Business leaders have been reluctant to raise
prices for fear of losing market share, and they
are not likely to increase prices until their
true capacity is stretched. Labor rates have
risen only slightly, probably due to the current
expansion of the labor force and the proven
willingness of businesses to slash jobs which
has made labor groups reluctant to demand higher
fees.
Stocks of large companies began the year
reasonably well with strong earnings reports
buoying prices. As the surging economic
statistics would suggest, corporate fundamentals
remain strong and corporate managers
consistently raised their dividends. However,
just as low interest rates were an important
factor in the rising valuation of the market
over the past two years, rising rates put a
damper on stock prices in the first quarter. Not
surprisingly, the stocks with the highest
valuations (i.e., P/E) were hit the hardest.
With the rosy economic environment coming into
question in March, the market moved toward more
predictable holdings, and earnings
disappointments were punished severely. While
large capitalization indices such as the S&P 500
and the Dow Jones Industrial Average (the "Dow")

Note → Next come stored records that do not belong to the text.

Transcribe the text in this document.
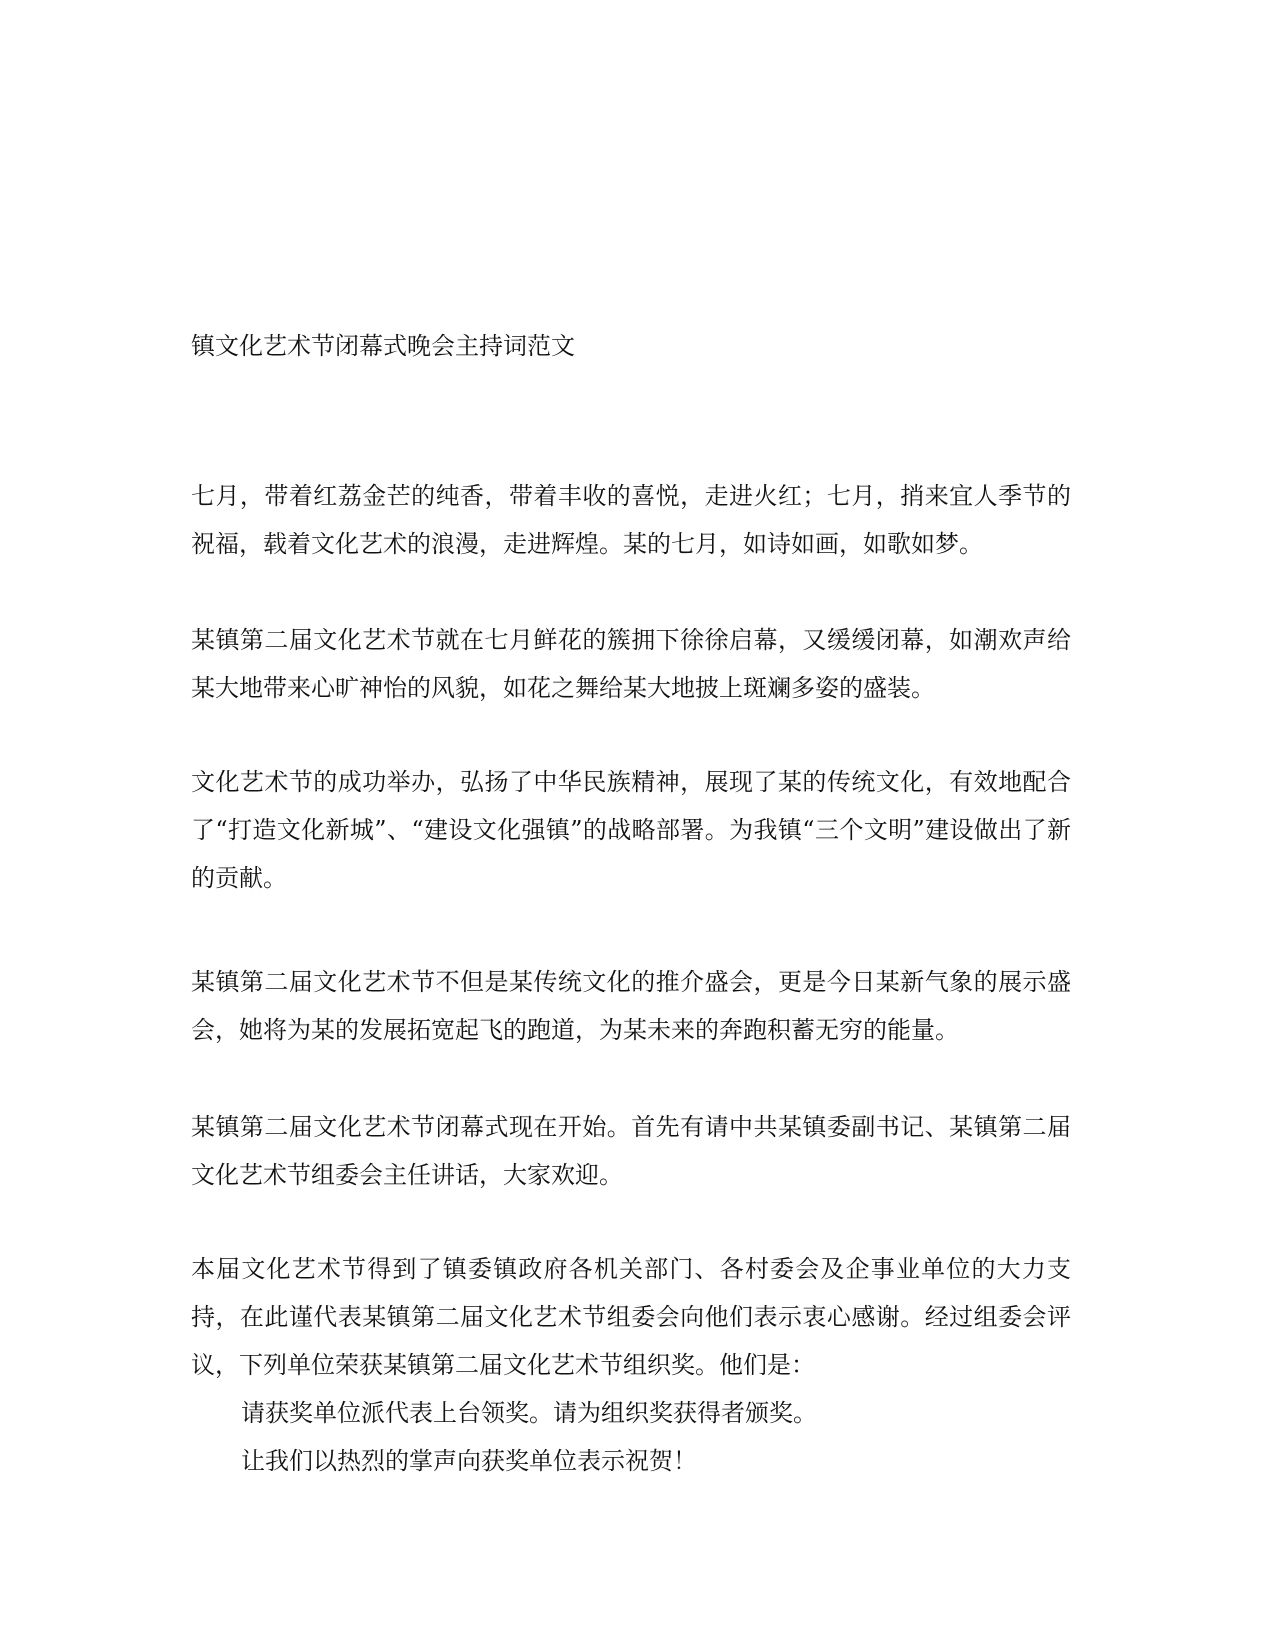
镇文化艺术节闭幕式晚会主持词范文
七月，带着红荔金芒的纯香，带着丰收的喜悦，走进火红；七月，捎来宜人季节的祝福，载着文化艺术的浪漫，走进辉煌。某的七月，如诗如画，如歌如梦。
某镇第二届文化艺术节就在七月鲜花的簇拥下徐徐启幕，又缓缓闭幕，如潮欢声给某大地带来心旷神怡的风貌，如花之舞给某大地披上斑斓多姿的盛装。
文化艺术节的成功举办，弘扬了中华民族精神，展现了某的传统文化，有效地配合了“打造文化新城”、“建设文化强镇”的战略部署。为我镇“三个文明”建设做出了新的贡献。
某镇第二届文化艺术节不但是某传统文化的推介盛会，更是今日某新气象的展示盛会，她将为某的发展拓宽起飞的跑道，为某未来的奔跑积蓄无穷的能量。
某镇第二届文化艺术节闭幕式现在开始。首先有请中共某镇委副书记、某镇第二届文化艺术节组委会主任讲话，大家欢迎。
本届文化艺术节得到了镇委镇政府各机关部门、各村委会及企事业单位的大力支持，在此谨代表某镇第二届文化艺术节组委会向他们表示衷心感谢。经过组委会评议，下列单位荣获某镇第二届文化艺术节组织奖。他们是：
请获奖单位派代表上台领奖。请为组织奖获得者颁奖。
让我们以热烈的掌声向获奖单位表示祝贺！
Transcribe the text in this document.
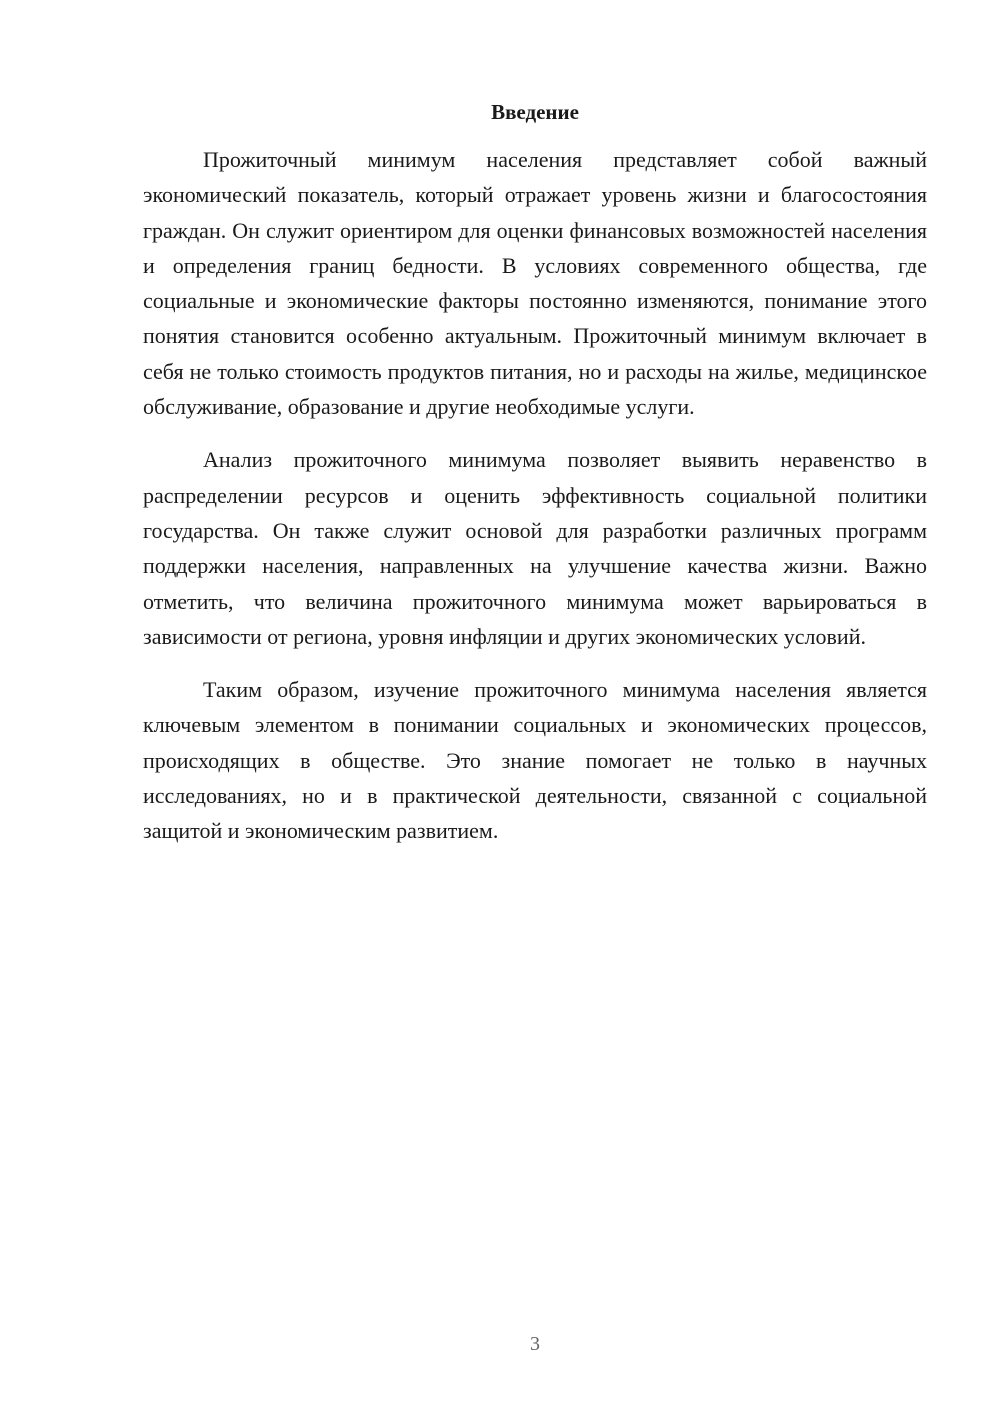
Введение

Прожиточный минимум населения представляет собой важный экономический показатель, который отражает уровень жизни и благосостояния граждан. Он служит ориентиром для оценки финансовых возможностей населения и определения границ бедности. В условиях современного общества, где социальные и экономические факторы постоянно изменяются, понимание этого понятия становится особенно актуальным. Прожиточный минимум включает в себя не только стоимость продуктов питания, но и расходы на жилье, медицинское обслуживание, образование и другие необходимые услуги.

Анализ прожиточного минимума позволяет выявить неравенство в распределении ресурсов и оценить эффективность социальной политики государства. Он также служит основой для разработки различных программ поддержки населения, направленных на улучшение качества жизни. Важно отметить, что величина прожиточного минимума может варьироваться в зависимости от региона, уровня инфляции и других экономических условий.

Таким образом, изучение прожиточного минимума населения является ключевым элементом в понимании социальных и экономических процессов, происходящих в обществе. Это знание помогает не только в научных исследованиях, но и в практической деятельности, связанной с социальной защитой и экономическим развитием.

3
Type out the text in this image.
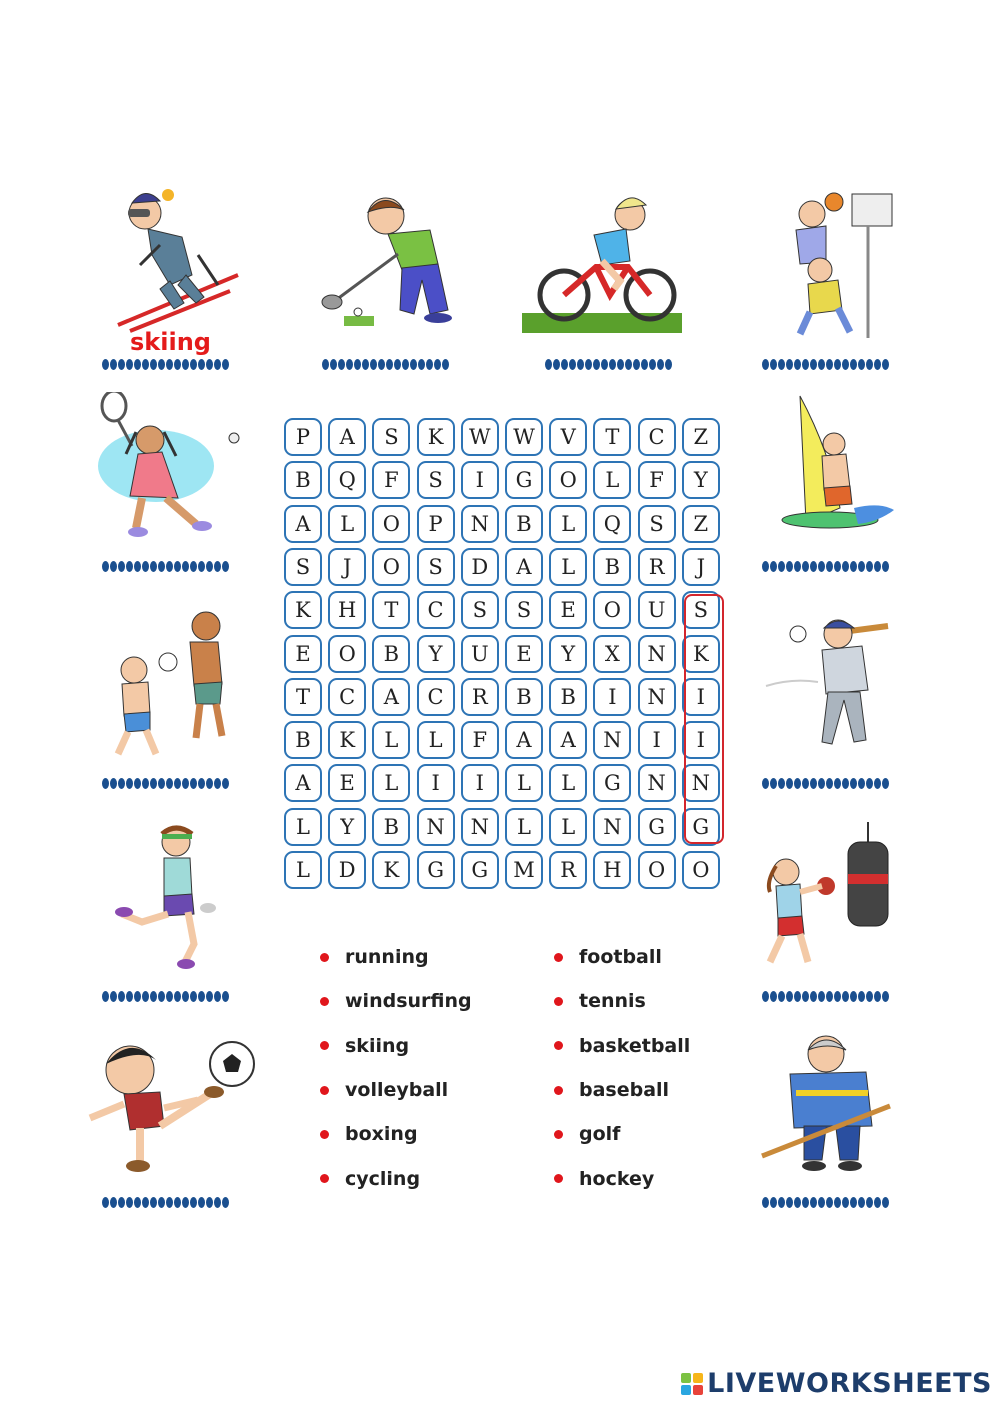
skiing
P	A	S	K	W	W	V	T	C	Z
B	Q	F	S	I	G	O	L	F	Y
A	L	O	P	N	B	L	Q	S	Z
S	J	O	S	D	A	L	B	R	J
K	H	T	C	S	S	E	O	U	S
E	O	B	Y	U	E	Y	X	N	K
T	C	A	C	R	B	B	I	N	I
B	K	L	L	F	A	A	N	I	I
A	E	L	I	I	L	L	G	N	N
L	Y	B	N	N	L	L	N	G	G
L	D	K	G	G	M	R	H	O	O
running
windsurfing
skiing
volleyball
boxing
cycling
football
tennis
basketball
baseball
golf
hockey
LIVEWORKSHEETS
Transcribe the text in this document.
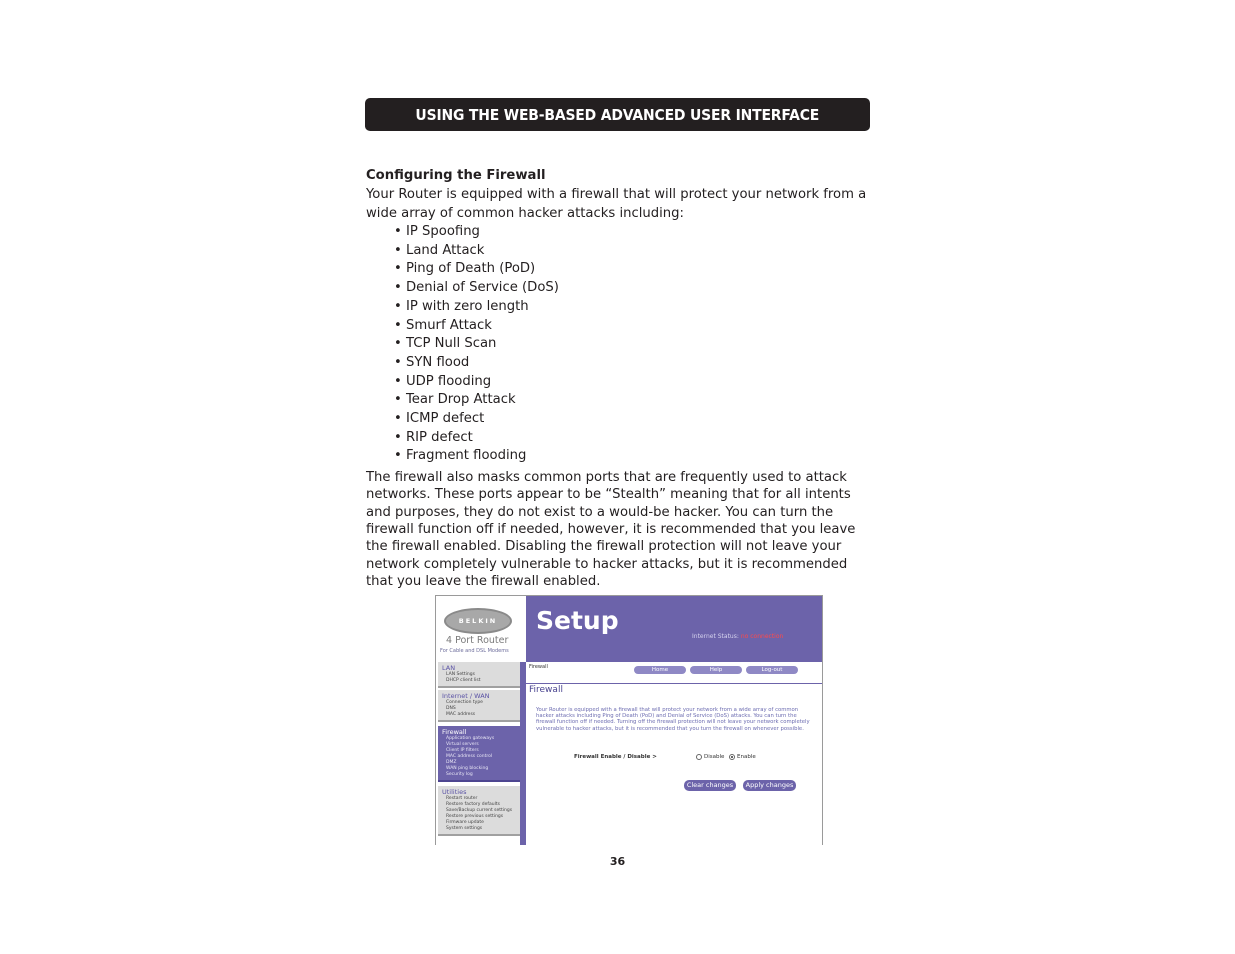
USING THE WEB-BASED ADVANCED USER INTERFACE
Configuring the Firewall

Your Router is equipped with a firewall that will protect your network from a wide array of common hacker attacks including:

• IP Spoofing
• Land Attack
• Ping of Death (PoD)
• Denial of Service (DoS)
• IP with zero length
• Smurf Attack
• TCP Null Scan
• SYN flood
• UDP flooding
• Tear Drop Attack
• ICMP defect
• RIP defect
• Fragment flooding

The firewall also masks common ports that are frequently used to attack networks. These ports appear to be “Stealth” meaning that for all intents and purposes, they do not exist to a would-be hacker. You can turn the firewall function off if needed, however, it is recommended that you leave the firewall enabled. Disabling the firewall protection will not leave your network completely vulnerable to hacker attacks, but it is recommended that you leave the firewall enabled.

BELKIN
4 Port Router
For Cable and DSL Modems
LAN
LAN Settings
DHCP client list
Internet / WAN
Connection type
DNS
MAC address
Firewall
Application gateways
Virtual servers
Client IP filters
MAC address control
DMZ
WAN ping blocking
Security log
Utilities
Restart router
Restore factory defaults
Save/Backup current settings
Restore previous settings
Firmware update
System settings
Setup
Internet Status: no connection
Firewall	Home	Help	Log-out
Firewall
Your Router is equipped with a firewall that will protect your network from a wide array of common hacker attacks including Ping of Death (PoD) and Denial of Service (DoS) attacks. You can turn the firewall function off if needed. Turning off the firewall protection will not leave your network completely vulnerable to hacker attacks, but it is recommended that you turn the firewall on whenever possible.
Firewall Enable / Disable >	Disable Enable
Clear changes	Apply changes
36
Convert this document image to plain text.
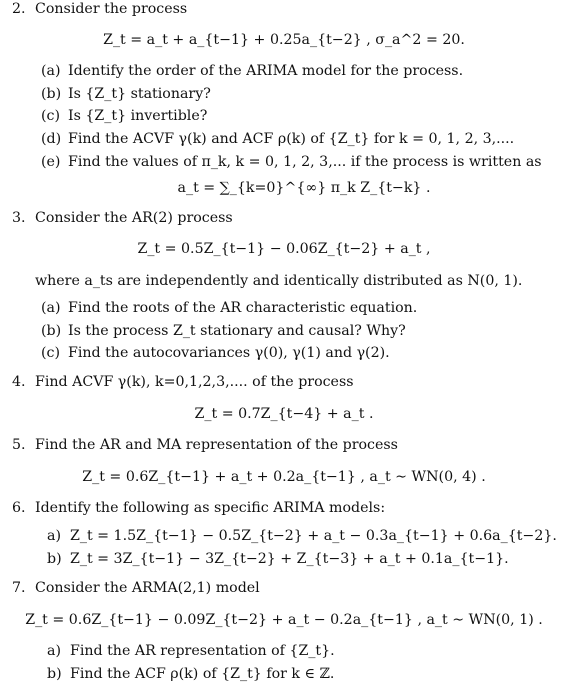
2. Consider the process
Z_t = a_t + a_{t−1} + 0.25a_{t−2} , σ_a^2 = 20.
(a) Identify the order of the ARIMA model for the process.
(b) Is {Z_t} stationary?
(c) Is {Z_t} invertible?
(d) Find the ACVF γ(k) and ACF ρ(k) of {Z_t} for k = 0, 1, 2, 3,....
(e) Find the values of π_k, k = 0, 1, 2, 3,... if the process is written as
a_t = ∑_{k=0}^{∞} π_k Z_{t−k} .
3. Consider the AR(2) process
Z_t = 0.5Z_{t−1} − 0.06Z_{t−2} + a_t ,
where a_ts are independently and identically distributed as N(0, 1).
(a) Find the roots of the AR characteristic equation.
(b) Is the process Z_t stationary and causal? Why?
(c) Find the autocovariances γ(0), γ(1) and γ(2).
4. Find ACVF γ(k), k=0,1,2,3,.... of the process
Z_t = 0.7Z_{t−4} + a_t .
5. Find the AR and MA representation of the process
Z_t = 0.6Z_{t−1} + a_t + 0.2a_{t−1} , a_t ∼ WN(0, 4) .
6. Identify the following as specific ARIMA models:
a) Z_t = 1.5Z_{t−1} − 0.5Z_{t−2} + a_t − 0.3a_{t−1} + 0.6a_{t−2}.
b) Z_t = 3Z_{t−1} − 3Z_{t−2} + Z_{t−3} + a_t + 0.1a_{t−1}.
7. Consider the ARMA(2,1) model
Z_t = 0.6Z_{t−1} − 0.09Z_{t−2} + a_t − 0.2a_{t−1} , a_t ∼ WN(0, 1) .
a) Find the AR representation of {Z_t}.
b) Find the ACF ρ(k) of {Z_t} for k ∈ ℤ.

rose 10% into mid-February, small capitalization
stocks, as measured by the Russell 2000, were
languishing with very large performance
differences between "growth" stocks, which moved
lower, and "value" stocks.
In the second quarter, domestic stocks moved
sharply higher. As the market rose, it became
more volatile because investors are becoming
increasingly concerned with valuations. Much of
the concern focuses on the level of interest
rates, which is primarily why the market
corrected in March, in anticipation of the
Federal Reserve Board's interest rate hike, and
rallied in May, when first quarter earnings and
inflation statistics showed healthy corporate
earnings and no evidence of inflation. Continued
strong cash flows into mutual funds, and
increasing merger activity also boosted stock
prices. In addition to the "index effect," large
capitalization stocks also benefited from
investors' pursuit of liquidity in their climb
up the "wall of worry." This could backfire on
investors who lose sight of price risk in their
quest to minimize liquidity risk.
The Dow closed at 7,673, returning 20.1% for the
six months. The S&P 500 index returned 20.6%,
the NASDAQ Composite index returned 11.9% and
the Russell 2000 Index, which measures the
performance of a broad list of small
capitalization stocks, returned 10.2% during
this period.
Foreign stocks performed extremely well during
the first six
months of 1997, particularly when measured in
their local currencies. Despite continuing
uncertainty over the fate of the European
Monetary Union, along with other shocks such as
surprise election victories in France and
Britain, European stocks moved sharply higher,
benefiting from the same conditions which have
been propelling the U.S. markets over the past
few years. The strength in the U.S. Dollar
versus most European currencies diminished the
returns somewhat. Stocks in the Far East were
mixed, although the major markets were strong
during the second quarter. Japan's Nikkei Index,
which lost 7% in the first quarter, rebounded
sharply by rising 14.5% for the second quarter.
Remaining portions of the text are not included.